Когда мне было шестнадцать лет, фотография Солженицына стояла у меня на письменном столе. Мы с Машкой спали в бабушкиной комнате, а письменный стол стоял в родительской. Ужасно - но я не точно помню, как именно была расставлена мебель в наших двух комнатах в трёхкомнатной коммунальной квартире. А старый деревянный тёмный стол помню. С ящиками - в один из них я прятала «Жизнь» Мопассана, когда читала её в пятом классе, натужно и безнадёжно пытаясь понять, как же оно на самом деле происходит. Как-то мама меня застигла за этим чтением, которое я считала незаконным, - и очень громко смеялась.

Фотографию я помню отлично - бородатый неулыбающийся Солженицын смотрел с неё непреклонно. Мне подарил её папа после того, как вслух прочёл нам «Круг» - маме, мне, моей лучшей подруге Оле и её папе. Машка была ещё маленькой. Может быть, у меня ложная память, но по-моему, читал только папа. Не помню, за сколько вечеров «Круг» был прочитан.

Когда папа подарил мне эту фотографию, я вспомнила Сашу Яновскую, которой её папа за семьдесят с лишним лет до того подарил фотографию Короленко.

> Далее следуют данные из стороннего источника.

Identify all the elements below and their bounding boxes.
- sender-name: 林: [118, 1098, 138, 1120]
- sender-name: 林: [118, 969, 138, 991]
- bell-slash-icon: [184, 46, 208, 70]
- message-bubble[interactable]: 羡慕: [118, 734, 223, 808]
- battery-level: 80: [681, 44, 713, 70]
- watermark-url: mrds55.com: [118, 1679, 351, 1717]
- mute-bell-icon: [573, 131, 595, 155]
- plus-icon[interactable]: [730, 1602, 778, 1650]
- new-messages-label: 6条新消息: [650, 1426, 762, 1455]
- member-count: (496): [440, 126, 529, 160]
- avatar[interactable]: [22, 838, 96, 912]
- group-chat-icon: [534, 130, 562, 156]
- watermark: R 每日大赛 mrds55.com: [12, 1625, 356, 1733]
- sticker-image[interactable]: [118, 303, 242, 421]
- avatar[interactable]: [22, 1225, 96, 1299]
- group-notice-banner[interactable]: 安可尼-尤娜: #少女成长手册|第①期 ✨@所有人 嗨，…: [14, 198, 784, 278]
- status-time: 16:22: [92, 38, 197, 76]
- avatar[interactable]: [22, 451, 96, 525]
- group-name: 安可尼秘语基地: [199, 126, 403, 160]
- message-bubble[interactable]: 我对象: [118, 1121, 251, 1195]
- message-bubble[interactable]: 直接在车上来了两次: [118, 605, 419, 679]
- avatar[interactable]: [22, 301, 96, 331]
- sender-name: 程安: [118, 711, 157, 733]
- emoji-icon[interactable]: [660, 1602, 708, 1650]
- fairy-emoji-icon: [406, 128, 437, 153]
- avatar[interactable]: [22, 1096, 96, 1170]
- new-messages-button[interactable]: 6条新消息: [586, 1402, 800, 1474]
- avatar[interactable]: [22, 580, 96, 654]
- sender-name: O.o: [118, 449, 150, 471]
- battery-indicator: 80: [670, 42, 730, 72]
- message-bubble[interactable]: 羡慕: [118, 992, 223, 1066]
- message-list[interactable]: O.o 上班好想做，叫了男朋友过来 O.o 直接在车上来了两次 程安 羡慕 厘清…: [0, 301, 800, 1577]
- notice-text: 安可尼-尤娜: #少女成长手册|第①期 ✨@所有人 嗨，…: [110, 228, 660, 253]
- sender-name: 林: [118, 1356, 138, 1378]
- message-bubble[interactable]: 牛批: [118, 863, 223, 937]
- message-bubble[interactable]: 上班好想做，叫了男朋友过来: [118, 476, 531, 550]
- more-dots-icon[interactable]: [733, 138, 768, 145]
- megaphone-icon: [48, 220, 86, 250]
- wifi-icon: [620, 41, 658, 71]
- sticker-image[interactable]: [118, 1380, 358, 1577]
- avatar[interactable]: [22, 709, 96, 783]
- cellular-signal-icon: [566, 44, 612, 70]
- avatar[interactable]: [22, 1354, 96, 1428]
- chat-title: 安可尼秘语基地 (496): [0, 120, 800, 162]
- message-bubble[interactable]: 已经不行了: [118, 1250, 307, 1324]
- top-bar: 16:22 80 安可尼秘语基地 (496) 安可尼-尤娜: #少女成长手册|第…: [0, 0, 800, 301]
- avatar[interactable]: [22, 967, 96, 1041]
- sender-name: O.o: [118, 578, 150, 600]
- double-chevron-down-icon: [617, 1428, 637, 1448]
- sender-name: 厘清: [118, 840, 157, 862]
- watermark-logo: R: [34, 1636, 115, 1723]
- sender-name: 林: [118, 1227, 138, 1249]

Мне кажется, что «Круг» был для меня первой книгой Солженицына - вроде бы, раньше «Ивана Денисовича», точно раньше «Матрёниного двора» и «Случая на станции Кречетовка».

Я в эту «Круг» влюбилась - с потрохами.

В его первой настоящей редакции, где Иннокентий без малейшей личной выгоды пытается предупредить врача о том, что ему нельзя идти на встречу с иностранными коллегами, что его арестуют. Иннокентий звонит ему из автомата - в панике, отлично понимая, чем ему это грозит, звонит потому, что знает этого доктора, - в детстве он его лечил.

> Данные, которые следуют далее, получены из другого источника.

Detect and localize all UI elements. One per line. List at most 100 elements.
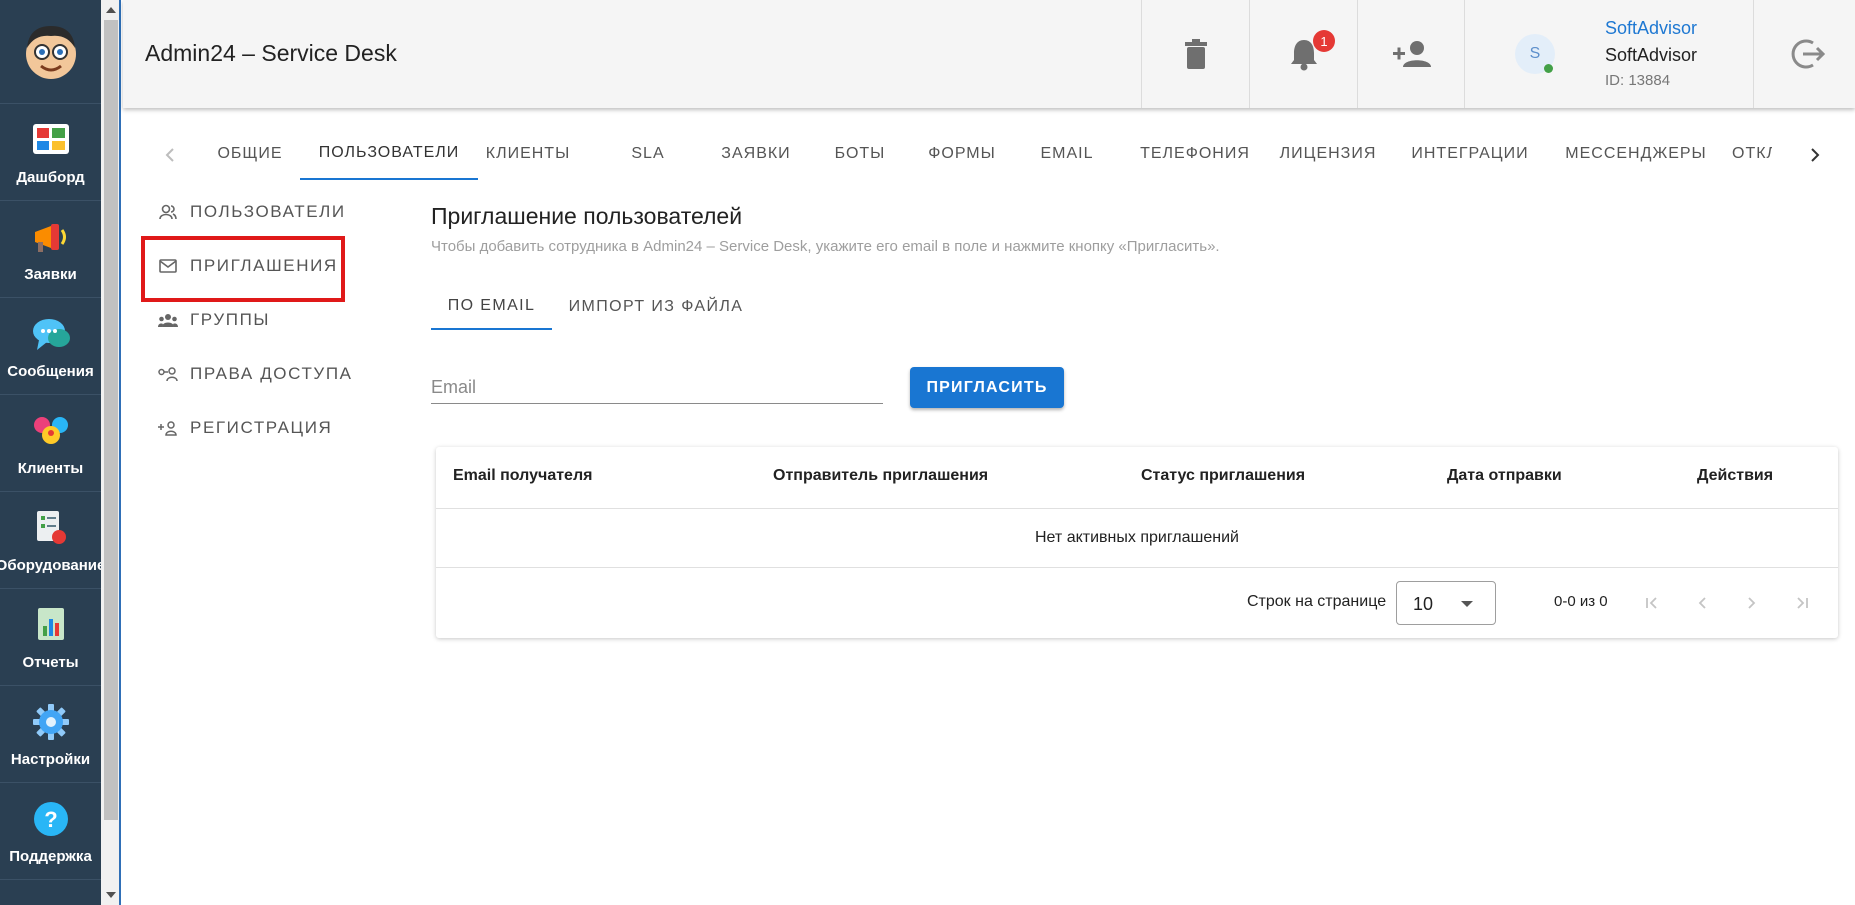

В этой первой редакции Сталин в музее революции с ужасом смотрит на стены, откуда портреты Желябова, Перовской кричат: убить тирана! И художник Кондрашов на шарашке говорит не помню уже кому, что принято считать, что русская природа - это тихий Левитан. Но откуда взялись бы тогда народовольцы, Желябов, Ленин?

Рубин-Копелев в ужасе слушает  в записи звонок Иннокентия, - ему надлежит распознать голос, это их работа на шарашке - и внутренне Рубин вопит - как лекарство может быть государственной тайной?! Но он же коммунист! И значит, эти отвратные ему тюремщики - их мерзкими руками творится главная правда.

В первой редакции «Круг» - страстная книга, и её моральные максимы - абсолютны. Я убеждена не только в том, что Солженицын написал её совершенно честно, и что взгляды его за жизнь сильно эволюционировали, и вторая редакция - просто враньё, предательство первой, но и в том, что в семидесятые интеллигенция не приняла бы второй редакции - Иннокентий в ней не вызвал бы сочувствия.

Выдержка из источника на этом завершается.